Denny Shillingford, a 39-year-old man did not have to pay compensation because no serious harm was done when he took the black Escudo jeep of a man at Mahaut on Monday January 4, 2016 without the permission of the owner. Shillingford pleaded guilty at his arraignment on Tuesday September 22. Counsel Joel Paris for the Legal Aid Clinic mitigated on behalf of Shillingford on Thursday December 10 with Peter Alleyne representing the prisoner on the day Justice Adrien-Roberts imposed her sentence.
Paris told the court that Shillingford had all his siblings living out of Dominica and had lived with his mother and grandmother. He had access to family property at Salisbury. He left school when he was 15. He had skills in construction and fishing. He was remorseful and sorry for what had happened, and if he had the ability would pay compensation.
Paris said that bearing the principles of sentencing the judge had discretion in passing sentences, adding that the maximum prison term was five years for that offence.
Director of Public Prosecutions Evelina Baptiste said the case was not appropriate for compensation because there was no serious harm done.
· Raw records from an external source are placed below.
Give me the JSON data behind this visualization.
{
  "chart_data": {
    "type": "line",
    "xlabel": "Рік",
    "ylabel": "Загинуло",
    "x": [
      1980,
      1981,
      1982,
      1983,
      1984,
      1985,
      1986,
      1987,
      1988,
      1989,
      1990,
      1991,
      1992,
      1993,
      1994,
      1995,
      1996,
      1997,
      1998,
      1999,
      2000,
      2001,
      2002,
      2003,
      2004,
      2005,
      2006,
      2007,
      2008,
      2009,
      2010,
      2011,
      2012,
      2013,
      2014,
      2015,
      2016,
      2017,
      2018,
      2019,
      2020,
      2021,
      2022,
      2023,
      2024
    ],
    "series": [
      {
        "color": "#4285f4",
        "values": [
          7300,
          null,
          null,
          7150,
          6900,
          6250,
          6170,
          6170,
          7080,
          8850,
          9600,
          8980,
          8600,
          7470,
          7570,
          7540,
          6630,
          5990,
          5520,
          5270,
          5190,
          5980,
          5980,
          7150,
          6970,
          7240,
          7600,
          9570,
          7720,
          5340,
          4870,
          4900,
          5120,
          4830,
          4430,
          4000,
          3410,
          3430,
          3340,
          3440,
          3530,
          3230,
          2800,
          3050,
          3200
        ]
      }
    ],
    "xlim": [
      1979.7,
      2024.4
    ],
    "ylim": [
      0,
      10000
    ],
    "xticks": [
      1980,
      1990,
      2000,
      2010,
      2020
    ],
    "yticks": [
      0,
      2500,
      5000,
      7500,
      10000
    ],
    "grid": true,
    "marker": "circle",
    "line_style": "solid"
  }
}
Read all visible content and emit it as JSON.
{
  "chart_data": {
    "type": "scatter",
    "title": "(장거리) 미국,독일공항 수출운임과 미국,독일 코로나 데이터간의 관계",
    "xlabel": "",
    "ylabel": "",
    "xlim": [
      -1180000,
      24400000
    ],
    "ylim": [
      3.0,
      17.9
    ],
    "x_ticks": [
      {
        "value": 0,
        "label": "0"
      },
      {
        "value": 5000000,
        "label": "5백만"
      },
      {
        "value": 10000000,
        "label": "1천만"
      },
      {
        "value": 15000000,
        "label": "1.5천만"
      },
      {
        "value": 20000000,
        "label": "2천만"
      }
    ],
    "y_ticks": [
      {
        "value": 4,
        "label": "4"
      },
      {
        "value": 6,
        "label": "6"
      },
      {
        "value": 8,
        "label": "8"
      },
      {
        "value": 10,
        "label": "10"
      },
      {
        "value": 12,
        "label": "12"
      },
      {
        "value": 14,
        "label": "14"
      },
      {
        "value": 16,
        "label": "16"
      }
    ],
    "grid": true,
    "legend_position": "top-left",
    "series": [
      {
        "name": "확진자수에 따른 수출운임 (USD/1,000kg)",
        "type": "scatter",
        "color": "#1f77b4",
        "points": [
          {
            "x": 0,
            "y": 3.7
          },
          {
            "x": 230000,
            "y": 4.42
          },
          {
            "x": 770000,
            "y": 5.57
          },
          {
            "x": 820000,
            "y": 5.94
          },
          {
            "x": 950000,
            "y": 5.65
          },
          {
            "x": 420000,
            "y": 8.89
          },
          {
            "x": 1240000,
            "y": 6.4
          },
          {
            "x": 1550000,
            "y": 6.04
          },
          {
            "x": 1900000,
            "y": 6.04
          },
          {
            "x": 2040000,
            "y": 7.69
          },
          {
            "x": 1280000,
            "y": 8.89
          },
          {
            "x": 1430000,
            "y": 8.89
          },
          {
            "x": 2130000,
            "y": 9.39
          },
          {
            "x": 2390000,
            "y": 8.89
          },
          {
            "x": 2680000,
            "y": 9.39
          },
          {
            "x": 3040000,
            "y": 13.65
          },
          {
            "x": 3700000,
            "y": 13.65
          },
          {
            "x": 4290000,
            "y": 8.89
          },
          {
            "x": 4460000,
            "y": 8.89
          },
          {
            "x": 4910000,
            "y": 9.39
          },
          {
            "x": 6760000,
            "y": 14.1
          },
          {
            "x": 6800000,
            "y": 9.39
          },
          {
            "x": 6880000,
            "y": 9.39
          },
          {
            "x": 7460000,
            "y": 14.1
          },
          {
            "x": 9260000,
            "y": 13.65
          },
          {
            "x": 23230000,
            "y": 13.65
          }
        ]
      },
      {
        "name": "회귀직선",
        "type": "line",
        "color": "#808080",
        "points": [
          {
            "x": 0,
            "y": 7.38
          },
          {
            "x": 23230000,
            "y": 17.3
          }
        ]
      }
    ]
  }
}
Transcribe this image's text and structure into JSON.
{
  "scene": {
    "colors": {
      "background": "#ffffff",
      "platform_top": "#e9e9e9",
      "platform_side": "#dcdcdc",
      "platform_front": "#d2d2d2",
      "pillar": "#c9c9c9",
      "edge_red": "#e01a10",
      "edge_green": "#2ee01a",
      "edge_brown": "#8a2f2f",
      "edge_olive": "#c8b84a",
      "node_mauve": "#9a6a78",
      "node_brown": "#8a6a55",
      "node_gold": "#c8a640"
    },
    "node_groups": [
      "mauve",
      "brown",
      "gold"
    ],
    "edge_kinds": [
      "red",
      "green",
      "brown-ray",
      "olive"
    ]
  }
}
The judge used three years as the starting point for her sentencing. She went on to look at the mitigating and aggravating factors adding and subtracting months to her notional three years. In the end he had served the one year three months she arrived at. When one-third was deducted the nine months spent on remand exceeding the eight months. The Judge told him he was free to go but heard that he was incarcerated for something else.
Shillingford then asked for bail. The judge advised him that the matter was in the Magistrate's Court, and that's where he should make his application for bail.